Operators from emerging markets are boosting their mobile networks to handle growing traffic from smartphones and mobile broadband devices, but an industry observer says they should relook their current business strategies to stay relevant.
Arun Bansal, Ericsson head of Southeast Asia and Oceania, told ZDNet Asia that the region has seen an influx of smartphones and mobile data growth, driving operators expand their mobile networks in terms of coverage and capacity.
In a separate interview, David Chambers, Amdocs' product marketing manager, concurred that the growth of mobile broadband is putting a strain on operators' network.
However, despite the rush to boost their 3G infrastructure, Chambers said it is not technically possible for operators to build out capacity fast enough to meet forecasted demand.
Customer experience a differentiator
According to Chambers, customer experience will play a big role in boosting an operator's competitive edge. He explained that operators previously focused on selling the latest smartphones in the market because consumers' selection of a mobile operator was "90 percent based on the device and 10 percent on networks", he said.
This scenario will change, said Chambers, as users will increasingly choose their operator based on the quality of its networks. "Unless you are with the right network, [having the phone is] less useful," he added.
He also pushed for operators to offer tiered data plans instead of unlimited data plans since they will need to ensure their networks can cater to loads that cannot be determined.
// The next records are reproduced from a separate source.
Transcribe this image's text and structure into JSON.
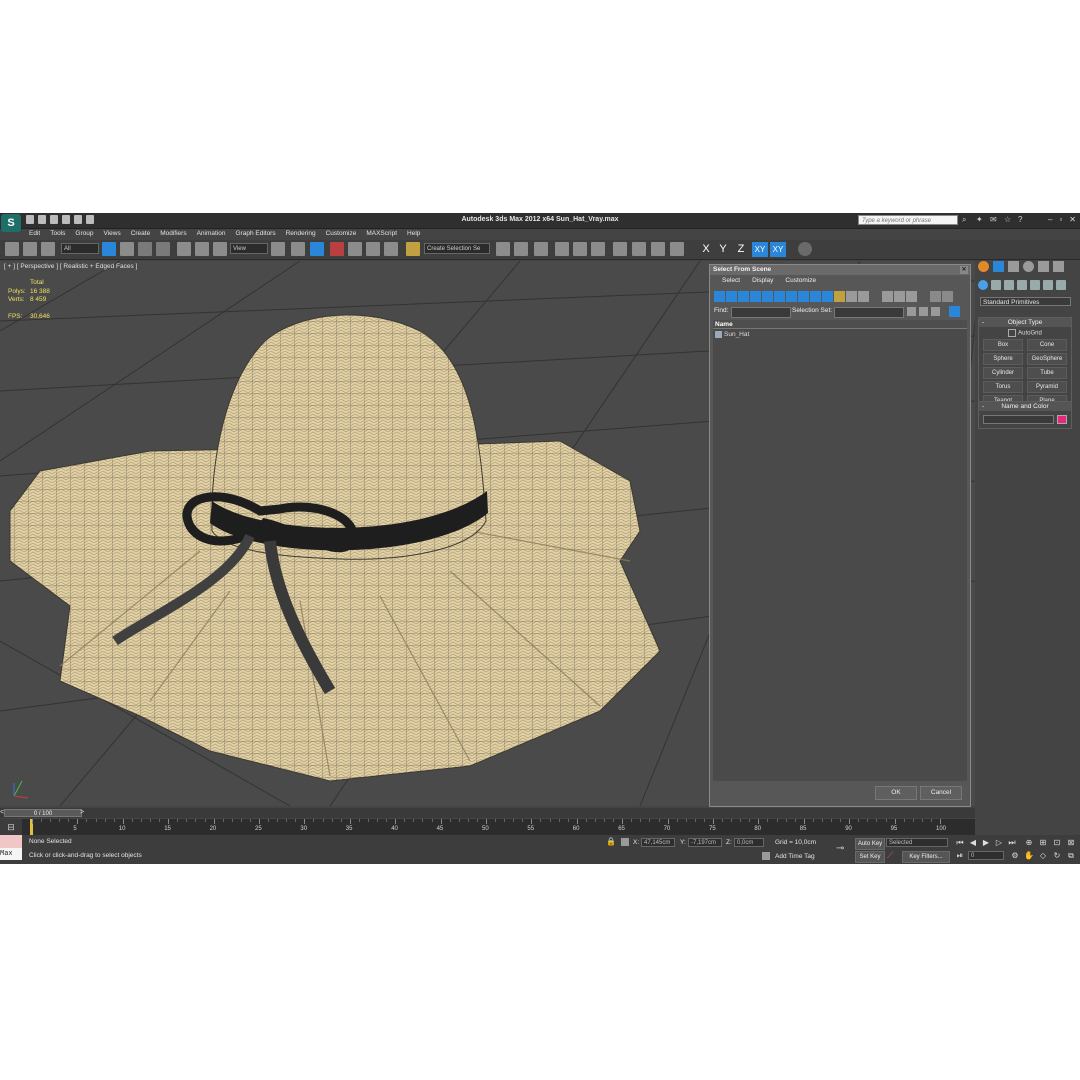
{
  "window": {
    "title": "Autodesk 3ds Max  2012 x64     Sun_Hat_Vray.max",
    "search_placeholder": "Type a keyword or phrase"
  },
  "menu": [
    "Edit",
    "Tools",
    "Group",
    "Views",
    "Create",
    "Modifiers",
    "Animation",
    "Graph Editors",
    "Rendering",
    "Customize",
    "MAXScript",
    "Help"
  ],
  "toolbar": {
    "filter_value": "All",
    "ref_coord_value": "View",
    "selection_set_value": "Create Selection Se",
    "axis": [
      "X",
      "Y",
      "Z",
      "XY",
      "XY"
    ]
  },
  "viewport": {
    "label": "[ + ] [ Perspective ] [ Realistic + Edged Faces ]",
    "stats": {
      "header": "Total",
      "rows": [
        {
          "key": "Polys:",
          "value": "16 388"
        },
        {
          "key": "Verts:",
          "value": "8 459"
        }
      ],
      "fps_key": "FPS:",
      "fps_value": "30,646"
    }
  },
  "dialog": {
    "title": "Select From Scene",
    "menu": [
      "Select",
      "Display",
      "Customize"
    ],
    "find_label": "Find:",
    "selection_set_label": "Selection Set:",
    "column_header": "Name",
    "items": [
      "Sun_Hat"
    ],
    "ok_label": "OK",
    "cancel_label": "Cancel"
  },
  "command_panel": {
    "category": "Standard Primitives",
    "object_type_title": "Object Type",
    "autogrid_label": "AutoGrid",
    "objects": [
      "Box",
      "Cone",
      "Sphere",
      "GeoSphere",
      "Cylinder",
      "Tube",
      "Torus",
      "Pyramid",
      "Teapot",
      "Plane"
    ],
    "name_color_title": "Name and Color",
    "color": "#e8287e"
  },
  "timeline": {
    "slider_label": "0 / 100",
    "ticks": [
      "0",
      "5",
      "10",
      "15",
      "20",
      "25",
      "30",
      "35",
      "40",
      "45",
      "50",
      "55",
      "60",
      "65",
      "70",
      "75",
      "80",
      "85",
      "90",
      "95",
      "100"
    ]
  },
  "status": {
    "maxscript_label": "Max",
    "selection_text": "None Selected",
    "prompt_text": "Click or click-and-drag to select objects",
    "x_label": "X:",
    "x_value": "47,145cm",
    "y_label": "Y:",
    "y_value": "-7,197cm",
    "z_label": "Z:",
    "z_value": "0,0cm",
    "grid_text": "Grid = 10,0cm",
    "add_time_tag": "Add Time Tag",
    "auto_key": "Auto Key",
    "set_key": "Set Key",
    "selected_dropdown": "Selected",
    "key_filters": "Key Filters...",
    "frame_value": "0"
  },
  "colors": {
    "accent_blue": "#2a86d8",
    "hat_straw": "#e2d2a8",
    "ribbon": "#1e1e1e"
  }
}
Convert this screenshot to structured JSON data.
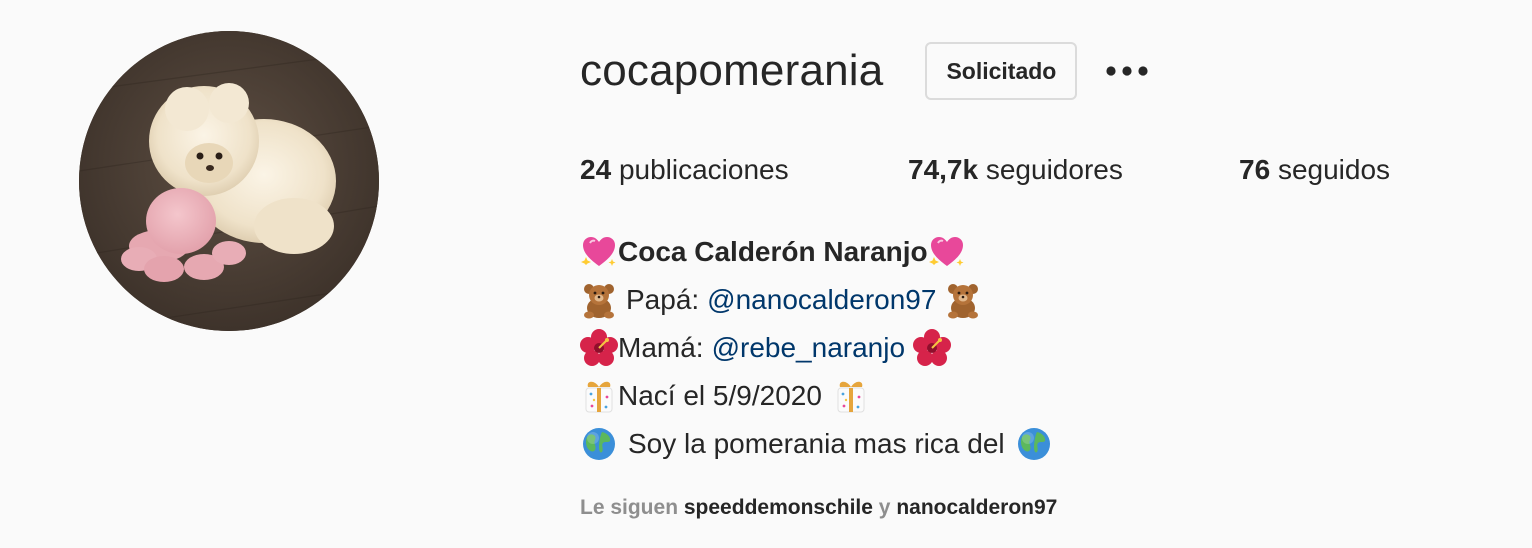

Contrary to consumer belief that unlimited data plans are better, he said customers will appreciate charges that are "more directly related to what they think they should pay for" instead of paying a higher premium for unlimited data plans.
Instead of offering a general billing system, operators should also provide ways for customers to check in real-time how much data they are using, he said, noting that operators should cap customers' data traffic when they reach the data limit instead of abruptly cutting them off.